Severe acute respiratory syndrome coronavirus 2 (SARS-CoV-2) infection has had a severe impact on kidney transplantation (KT) programs worldwide.1 Since November 30, 2020, solid organ transplant recipients (SOTRs) and patients with end-stage renal disease have been prioritized for SARS-CoV-2 vaccination in France, using the BNT162b2 mRNA vaccine (Pfizer/BioNTech). Grupper et al2 found that 96% of 56 dialyzed patients developed anti-spike protein (anti-S) antibodies. In SOTRs, the seroconversion after 1 dose of mRNA vaccine is very low, varying between 3.8% and 15%.3-5 Boyarsky et al3 reported a better result after 2 doses of mRNA vaccine among a population of 658 SOTRs, in which 54% of patients developed anti-S antibodies. We decided to investigate the immediate effect of the induction treatment for KT on SARS-CoV-2 antibodies in vaccinated patients.
We report the evolution of anti-S antibody titers, quantified by the Alinity SARS-CoV-2 IgG II Quant assay (Abbott), in 9 KT recipients who were vaccinated before KT with the BNT162b2 mRNA vaccine (Pfizer/BioNTech). All patients provided informed consent to participate in this study. Seven patients had received 2 doses of vaccine, and 2 patients had received 1 dose. The mean age was 53.7 ± 11.7 y and 8 patients (89%) were male individuals. The mean delay between the last vaccine injection and transplantation was 20.1 ± 11.1 d. All patients received an induction treatment associating 500 mg of methylprednisolone and either antithymocyte globulin for 5 d (8 recipients of a cadaveric kidney) or basiliximab (1 recipient of a kidney from a living-donor). All patients received prednisone, mycophenolate mofetil, and tacrolimus during the entire duration of the study, except 1 patient who received 1 dose of belatacept before the second serology.
On the day of transplantation, no patients had SARS-CoV-2 antinucleocapsid antibody. All the patients who had received 2 vaccine doses had above 3.0 log (UA/mL) of anti-S antibodies (mean 3.6 ± 0.8 log [UA/mL]). In contrast, the 2 patients who had received only 1 dose of vaccine had lower antibody titers: 2.3 and 2.5 log (UA/mL), 18 and 22 d after vaccination, respectively. The evolution of anti-S levels after transplantation is shown in Figure 1. All patients who had received 2 doses of vaccine experienced a decrease in anti-S IgG titers. The mean decrease between the first and the second serology ([titer 1 – titer 2]/titer 1 × 100) was 55.0% ± 19.6% (P = 0.02 for the comparison of titers 1 with titers 2 by the Wilcoxon matched-pairs signed-rank test). The mean delay between the first and the second serology was 14.1 ± 11.7 d. The protective level of anti-S antibodies remains uncertain. However, none of the 7 patients who had received 2 doses of vaccine experienced a decrease below 3 log (UA/mL). As a comparison, hepatitis B virus anti-HbS antibodies measured on the same sera did not vary significantly (P = 0.2) and anti–varicella zoster virus antibodies decreased by 37.0% ± 47.4% (P = 0.05).

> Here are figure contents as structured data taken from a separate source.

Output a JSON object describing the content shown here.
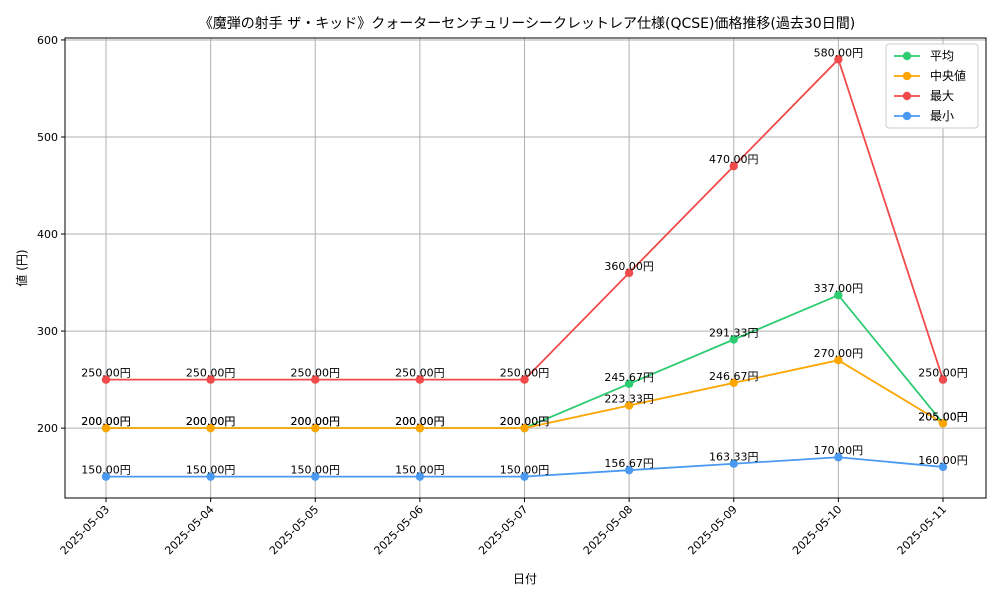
{
  "chart_data": {
    "type": "line",
    "title": "《魔弾の射手 ザ・キッド》クォーターセンチュリーシークレットレア仕様(QCSE)価格推移(過去30日間)",
    "xlabel": "日付",
    "ylabel": "値 (円)",
    "ylim": [
      128,
      602
    ],
    "yticks": [
      200,
      300,
      400,
      500,
      600
    ],
    "grid": true,
    "legend_position": "top-right",
    "label_suffix": "円",
    "categories": [
      "2025-05-03",
      "2025-05-04",
      "2025-05-05",
      "2025-05-06",
      "2025-05-07",
      "2025-05-08",
      "2025-05-09",
      "2025-05-10",
      "2025-05-11"
    ],
    "series": [
      {
        "name": "平均",
        "color": "#2ecc71",
        "values": [
          200.0,
          200.0,
          200.0,
          200.0,
          200.0,
          245.67,
          291.33,
          337.0,
          205.0
        ]
      },
      {
        "name": "中央値",
        "color": "#ffa500",
        "values": [
          200.0,
          200.0,
          200.0,
          200.0,
          200.0,
          223.33,
          246.67,
          270.0,
          205.0
        ]
      },
      {
        "name": "最大",
        "color": "#f14a4a",
        "values": [
          250.0,
          250.0,
          250.0,
          250.0,
          250.0,
          360.0,
          470.0,
          580.0,
          250.0
        ]
      },
      {
        "name": "最小",
        "color": "#4a9af1",
        "values": [
          150.0,
          150.0,
          150.0,
          150.0,
          150.0,
          156.67,
          163.33,
          170.0,
          160.0
        ]
      }
    ]
  }
}
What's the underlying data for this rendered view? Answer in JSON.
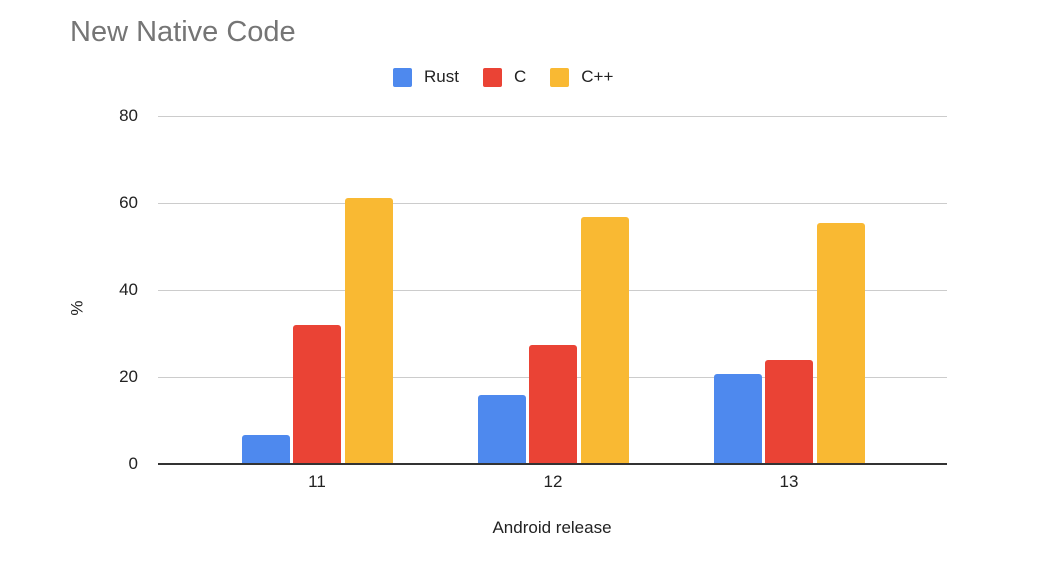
{
  "chart_data": {
    "type": "bar",
    "title": "New Native Code",
    "xlabel": "Android release",
    "ylabel": "%",
    "categories": [
      "11",
      "12",
      "13"
    ],
    "series": [
      {
        "name": "Rust",
        "color": "#4e89ee",
        "values": [
          6.7,
          15.9,
          20.7
        ]
      },
      {
        "name": "C",
        "color": "#ea4335",
        "values": [
          32.0,
          27.4,
          23.9
        ]
      },
      {
        "name": "C++",
        "color": "#f9b933",
        "values": [
          61.2,
          56.8,
          55.4
        ]
      }
    ],
    "ylim": [
      0,
      80
    ],
    "yticks": [
      "0",
      "20",
      "40",
      "60",
      "80"
    ],
    "grid": true,
    "legend_position": "top"
  }
}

We did not explore the cellular response against SARS-CoV-2, which is also probably affected by the induction treatment. Our results tend to indicate that it is probably worth vaccinating waitlisted patients before KT with 2 doses of BNT162b2 mRNA vaccine.
1. Ahn C, Amer H, Anglicheau D, et al. Global transplantation COVID report March 2020. Transplantation. 2020;104:1974–1983.
2. Grupper A, Sharon N, Finn T, et al. Humoral response to the Pfizer BNT162b2 vaccine in patients undergoing maintenance hemodialysis. Clin J Am Soc Nephrol. 2021;16:CJN.03500321.
3. Boyarsky BJ, Werbel WA, Avery RK, et al. Antibody response to 2-dose SARS-CoV-2 mRNA vaccine series in solid organ transplant recipients. JAMA. 2021;325:2204–2206.
4. Georgery H, Devresse A, Yombi J-C, et al. Very low immunization rate in kidney transplant recipients after one dose of the BNT162b2 vaccine: beware not to lower the guard! Transplantation. [Epub ahead of print. May 12, 2021]. doi:10.1097/TP.0000000000003818
5. Yi SG, Knight RJ, Graviss EA, et al. Kidney transplant recipients rarely show an early antibody response following the first COVID-19 vaccine administration. Transplantation. 2021;105:e72–e73.